A Mainstreet Scam
A commenter to yesterday’s post on unemployment insurance appears to believe that I misunderstand the way the system works. He or she is wrong.
The point is that the system is not able to address times of economic hardship. Since the federal government won’t allow the state to hold off repayment of the relevant loans when it meanders into a good economy at some undefinable point in the future, the missing resources can come from one of only three places: 1) cutting the benefits to the unemployed, 2) increasing the tax on businesses, or 3) looking elsewhere in state government for the money.
Something similar to number three is done as a matter of course across government. Consider the telephone tax/fee in Rhode Island:
The money raised by the phone surcharge is used to provide and upgrade Internet access at 460 public schools and libraries across the state, but revenues have dropped by 35 percent since 2004, forcing the state to contribute out of the general fund, said Carolyn Dias, chief of operations at the state Department of Education.
So here’s a program in which a tax was sold to the people of Rhode Island as a relatively painless way to finance school technology (rather than using the money that we’ve already provided for such things by way of our regular taxes). The model turns out not to work, so the government takes the money from something else.
Of course the phone surcharge is in the news because Governor Carcieri has a plan to decrease it as a trade-off for creating a similar surcharge on cell phones:
The cell phone proposal would add a 16-cent monthly surcharge to all cellular phones (or numbers), while reducing the existing surcharge on landlines to 16 cents from 26 cents.
With the number of cell phones rising and landline accounts dropping, the measure could boost revenues by $300,000 in the current budget year and $600,000 during fiscal 2011, according to the governor’s budget office.
Given the ubiquity of cell phones, one is tempted to argue that this is merely another broad-based tax disguised as a user fee, but it’s actually worse than that. It’s a tax on the productive and fruitful, benefiting those who are neither. The only people who would actually benefit by the shift toward cell phones are people who don’t have them, probably the elderly, most prominently. Young families and businesses often have more than two. And:
… speakers from Verizon and T-Mobile opposed the new surcharge, saying Rhode Island already has among the highest cell-phone fees in the country.
The sentence before that, in the report, points toward another indication of the scam that is big government: “The state receives two federal dollars for every dollar it contributes to the program.” In other words, the federal government uses taxpayer dollars to create incentive for states to take taxpayer dollars in order to fund some preferred program.
If a program is worth funding, officials should be honest and straightforward and pay for it from the general tax base. Carcieri should be ashamed to perpetuate this government card trick, which disproportionately harms the demographics that the state should favor… if it wants to survive.

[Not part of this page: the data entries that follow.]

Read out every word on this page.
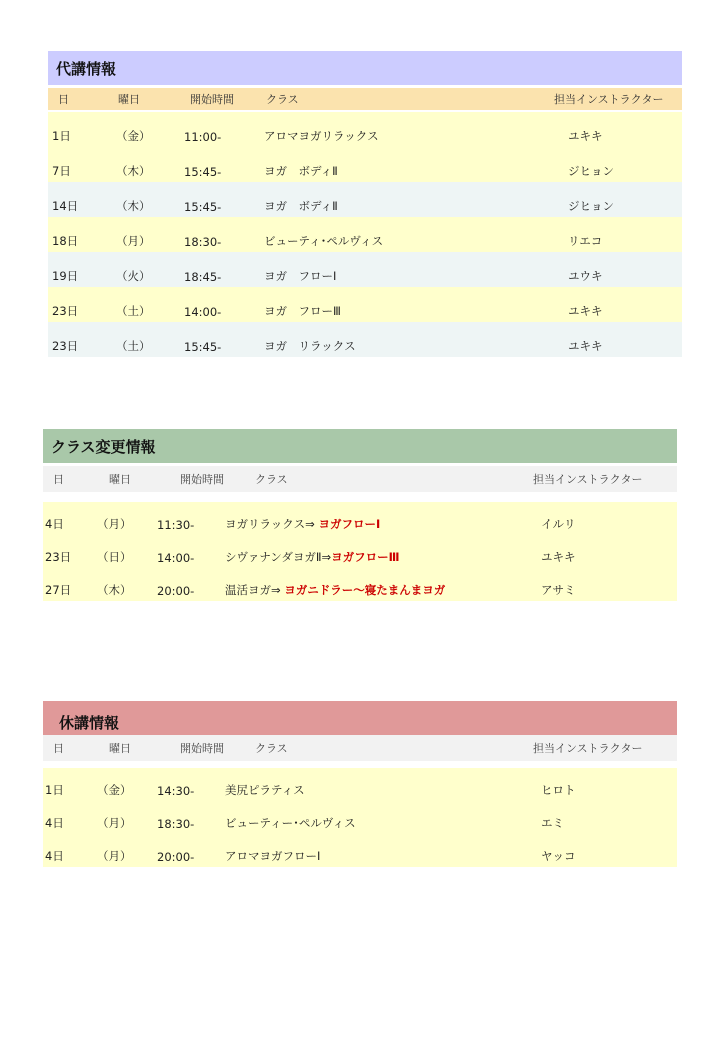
代講情報
日	曜日	開始時間	クラス	担当インストラクター
1日	（金）	11:00-	アロマヨガリラックス	ユキキ
7日	（木）	15:45-	ヨガ　ボディⅡ	ジヒョン
14日	（木）	15:45-	ヨガ　ボディⅡ	ジヒョン
18日	（月）	18:30-	ビューティ･ペルヴィス	リエコ
19日	（火）	18:45-	ヨガ　フローⅠ	ユウキ
23日	（土）	14:00-	ヨガ　フローⅢ	ユキキ
23日	（土）	15:45-	ヨガ　リラックス	ユキキ
クラス変更情報
日	曜日	開始時間	クラス	担当インストラクター
4日	（月） 11:30-	ヨガリラックス⇒ ヨガフローⅠ	イルリ
23日 （日） 14:00-	シヴァナンダヨガⅡ⇒ヨガフローⅢ	ユキキ
27日 （木） 20:00-	温活ヨガ⇒ ヨガニドラー～寝たまんまヨガ	アサミ
休講情報
日	曜日	開始時間	クラス	担当インストラクター
1日	（金） 14:30-	美尻ピラティス	ヒロト
4日	（月） 18:30-	ビューティー･ペルヴィス	エミ
4日	（月） 20:00-	アロマヨガフローⅠ	ヤッコ
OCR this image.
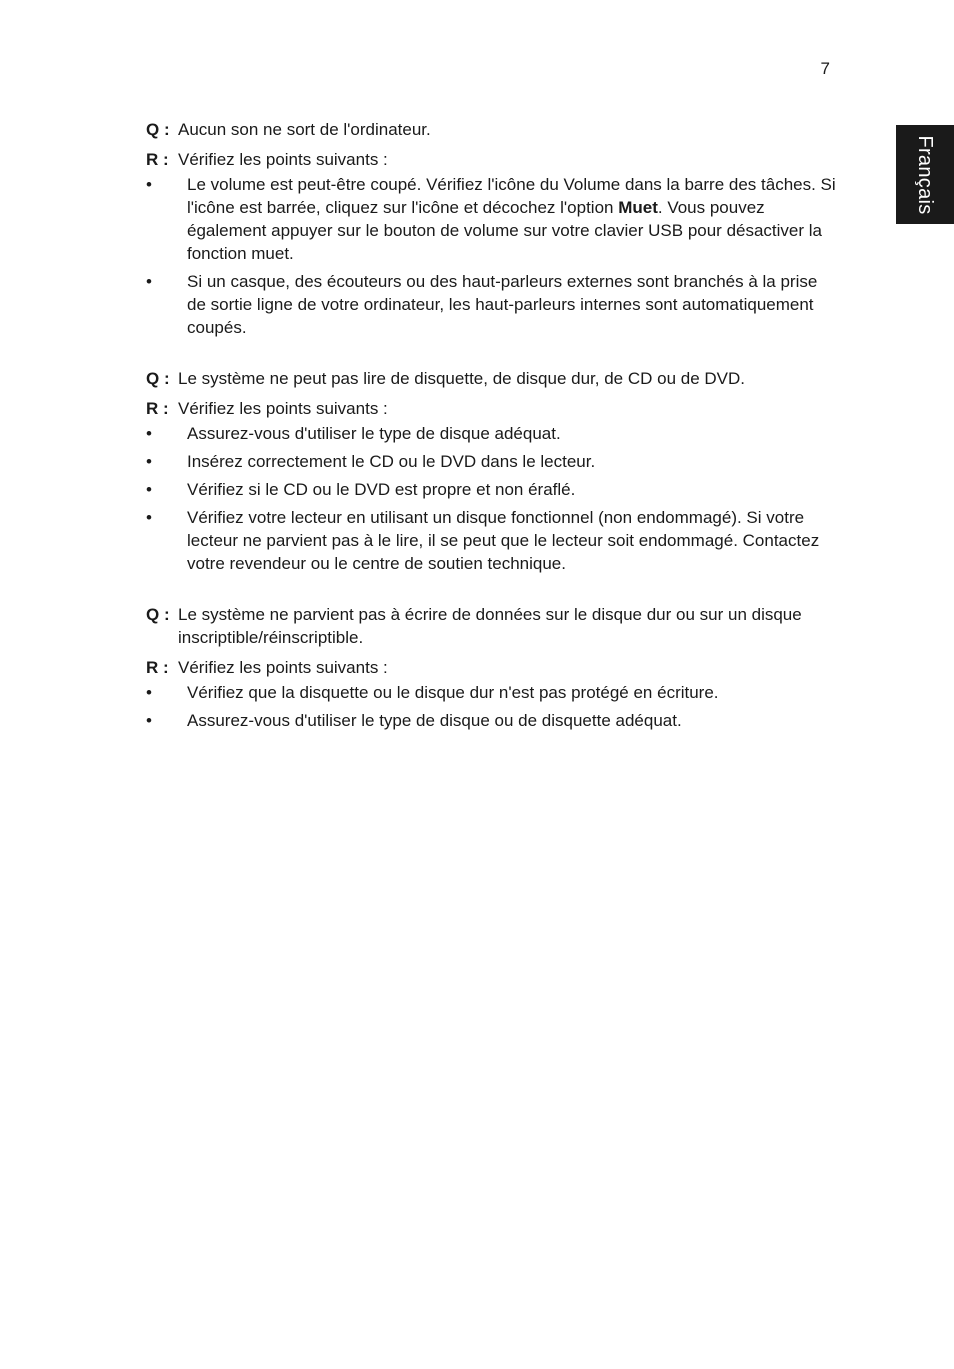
7
Français
Q : Aucun son ne sort de l'ordinateur.
R : Vérifiez les points suivants :
•	Le volume est peut-être coupé. Vérifiez l'icône du Volume dans la barre des tâches. Si l'icône est barrée, cliquez sur l'icône et décochez l'option Muet. Vous pouvez également appuyer sur le bouton de volume sur votre clavier USB pour désactiver la fonction muet.
•	Si un casque, des écouteurs ou des haut-parleurs externes sont branchés à la prise de sortie ligne de votre ordinateur, les haut-parleurs internes sont automatiquement coupés.
Q : Le système ne peut pas lire de disquette, de disque dur, de CD ou de DVD.
R : Vérifiez les points suivants :
•	Assurez-vous d'utiliser le type de disque adéquat.
•	Insérez correctement le CD ou le DVD dans le lecteur.
•	Vérifiez si le CD ou le DVD est propre et non éraflé.
•	Vérifiez votre lecteur en utilisant un disque fonctionnel (non endommagé). Si votre lecteur ne parvient pas à le lire, il se peut que le lecteur soit endommagé. Contactez votre revendeur ou le centre de soutien technique.
Q : Le système ne parvient pas à écrire de données sur le disque dur ou sur un disque inscriptible/réinscriptible.
R : Vérifiez les points suivants :
•	Vérifiez que la disquette ou le disque dur n'est pas protégé en écriture.
•	Assurez-vous d'utiliser le type de disque ou de disquette adéquat.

But if you don’t have the hidden tax scam going to cover the cost of technology, then school committees would have to tell the help they can’t have big raises and the best in benefits!

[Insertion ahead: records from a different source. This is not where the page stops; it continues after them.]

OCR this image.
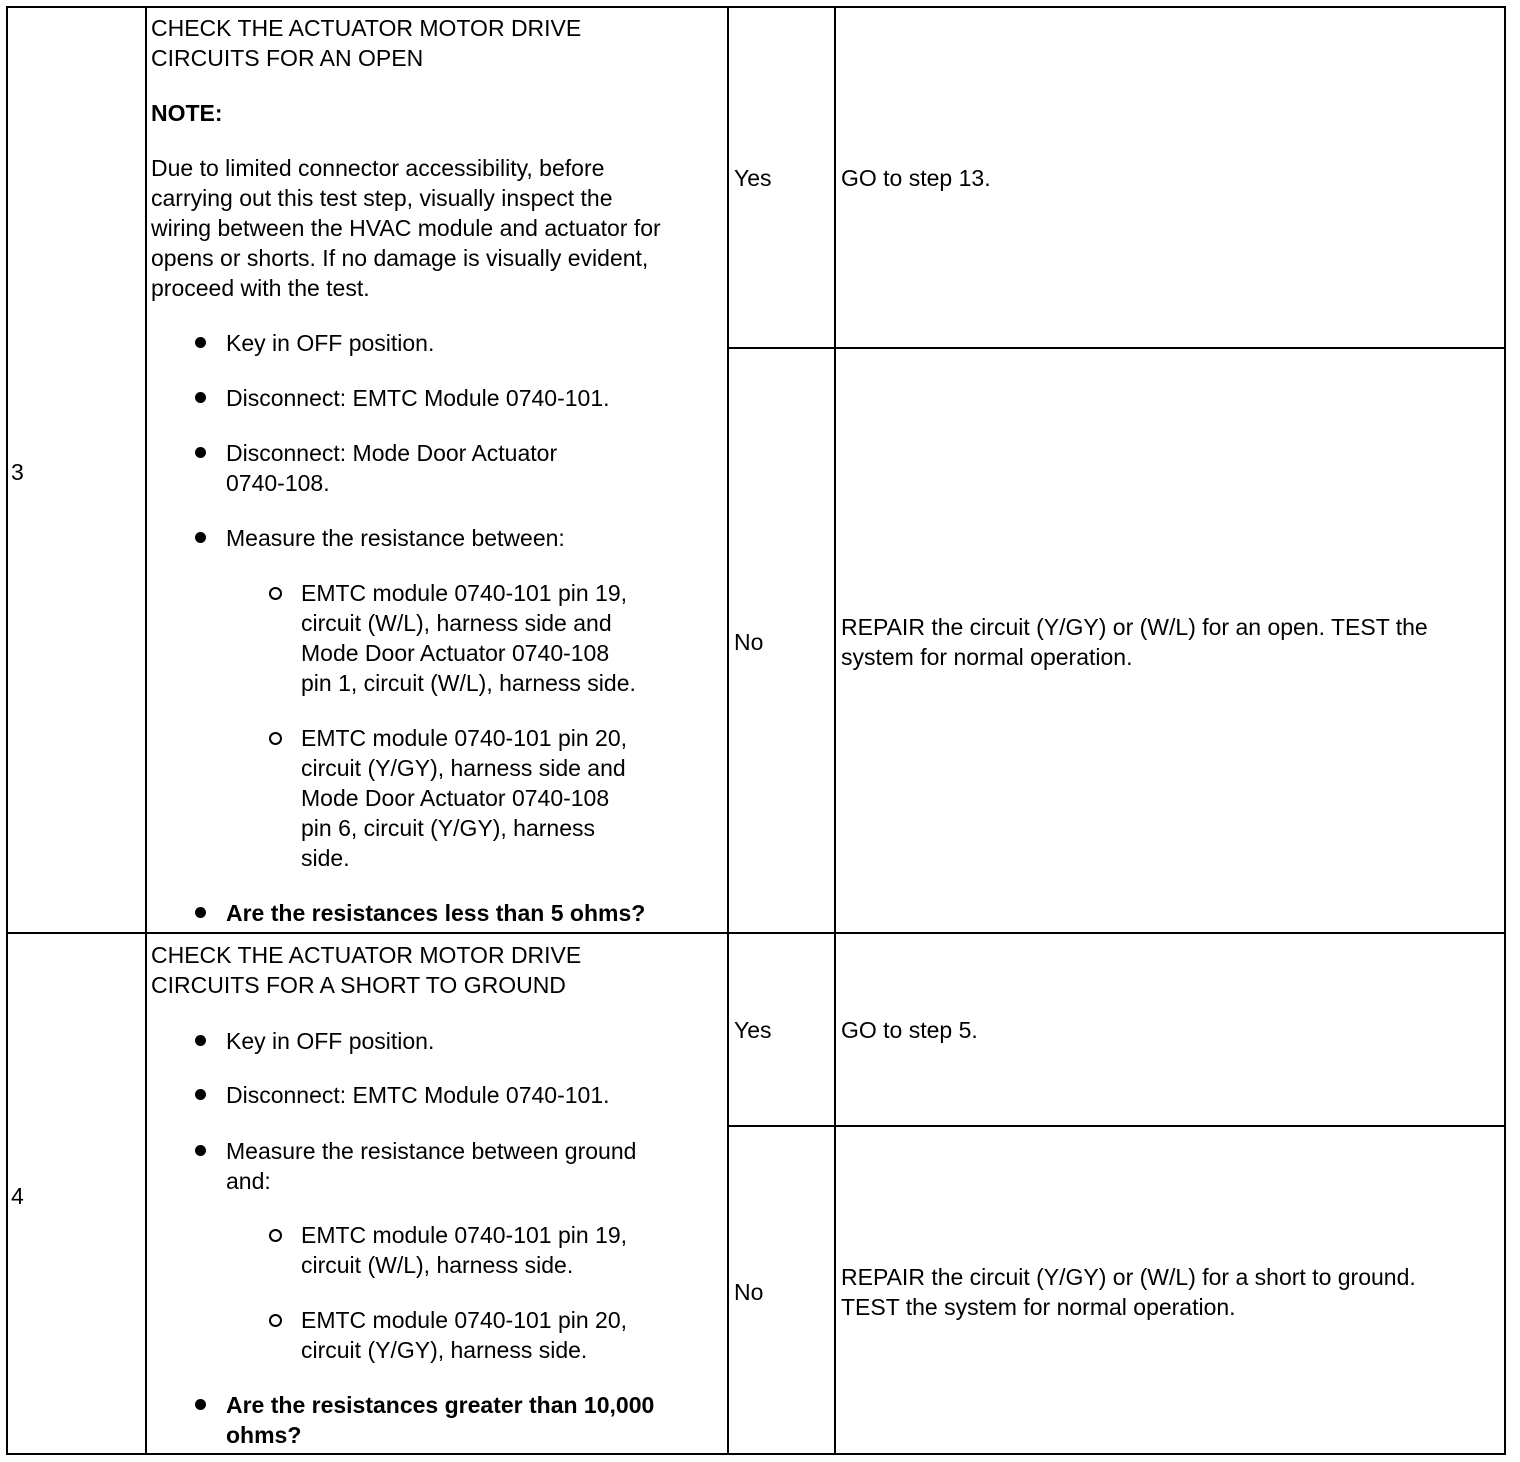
3
CHECK THE ACTUATOR MOTOR DRIVE
CIRCUITS FOR AN OPEN
NOTE:
Due to limited connector accessibility, before
carrying out this test step, visually inspect the
wiring between the HVAC module and actuator for
opens or shorts. If no damage is visually evident,
proceed with the test.
Key in OFF position.
Disconnect: EMTC Module 0740-101.
Disconnect: Mode Door Actuator
0740-108.
Measure the resistance between:
EMTC module 0740-101 pin 19,
circuit (W/L), harness side and
Mode Door Actuator 0740-108
pin 1, circuit (W/L), harness side.
EMTC module 0740-101 pin 20,
circuit (Y/GY), harness side and
Mode Door Actuator 0740-108
pin 6, circuit (Y/GY), harness
side.
Are the resistances less than 5 ohms?
Yes	GO to step 13.
No
REPAIR the circuit (Y/GY) or (W/L) for an open. TEST the
system for normal operation.
4
CHECK THE ACTUATOR MOTOR DRIVE
CIRCUITS FOR A SHORT TO GROUND
Key in OFF position.
Disconnect: EMTC Module 0740-101.
Measure the resistance between ground
and:
EMTC module 0740-101 pin 19,
circuit (W/L), harness side.
EMTC module 0740-101 pin 20,
circuit (Y/GY), harness side.
Are the resistances greater than 10,000
ohms?
Yes	GO to step 5.
No
REPAIR the circuit (Y/GY) or (W/L) for a short to ground.
TEST the system for normal operation.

Of course, if we would only require that these “special” funding programs go away to force honest budgeting, then we might not be in such a mess.
Who’s running the pool on the chances that the GA will overestimate revenue to get through the election and have another budget disaster only arrive after the election?
It is not out of the realm of possibility that Congress will lessen the burden of UI loan repayments, given the fact that a vast majority of states are in a negative fund balance. Interest on these loans is already waived. A new round of (“stimulus” if you will )funding designed to waive UI fund loan repayments would spread this burden among a larger base of taxpayers since unemployment is so widespread at this point. Taxing another entity, i.e. telephone service, airline tickets, dog food, to repay restricted insurance pool debt is unlikely. Barring Federal legislation, employers will pay for the debt with higher UI rates for now, compared to the lower rates they enjoyed during low unemployment periods. While this may not be ideal, it is after all an insurance rate based system like any other. Higher exposure to claims; higher contribution rates.
Lowering benefit rates to the unemployed takes additional monies out of the economy and simply forces more folks collecting benefits into deeper debt. Recepients after all did not ask to be unemployed. Benefits are not available for the asking…as stated in my previous post regarding eligibility.
“Who’s running the pool on the chances that the GA will overestimate revenue to get through the election and have another budget disaster only arrive after the election?”
Oo, I want in on that! Five bucks says they over-estimate revenue by the widest margin to date.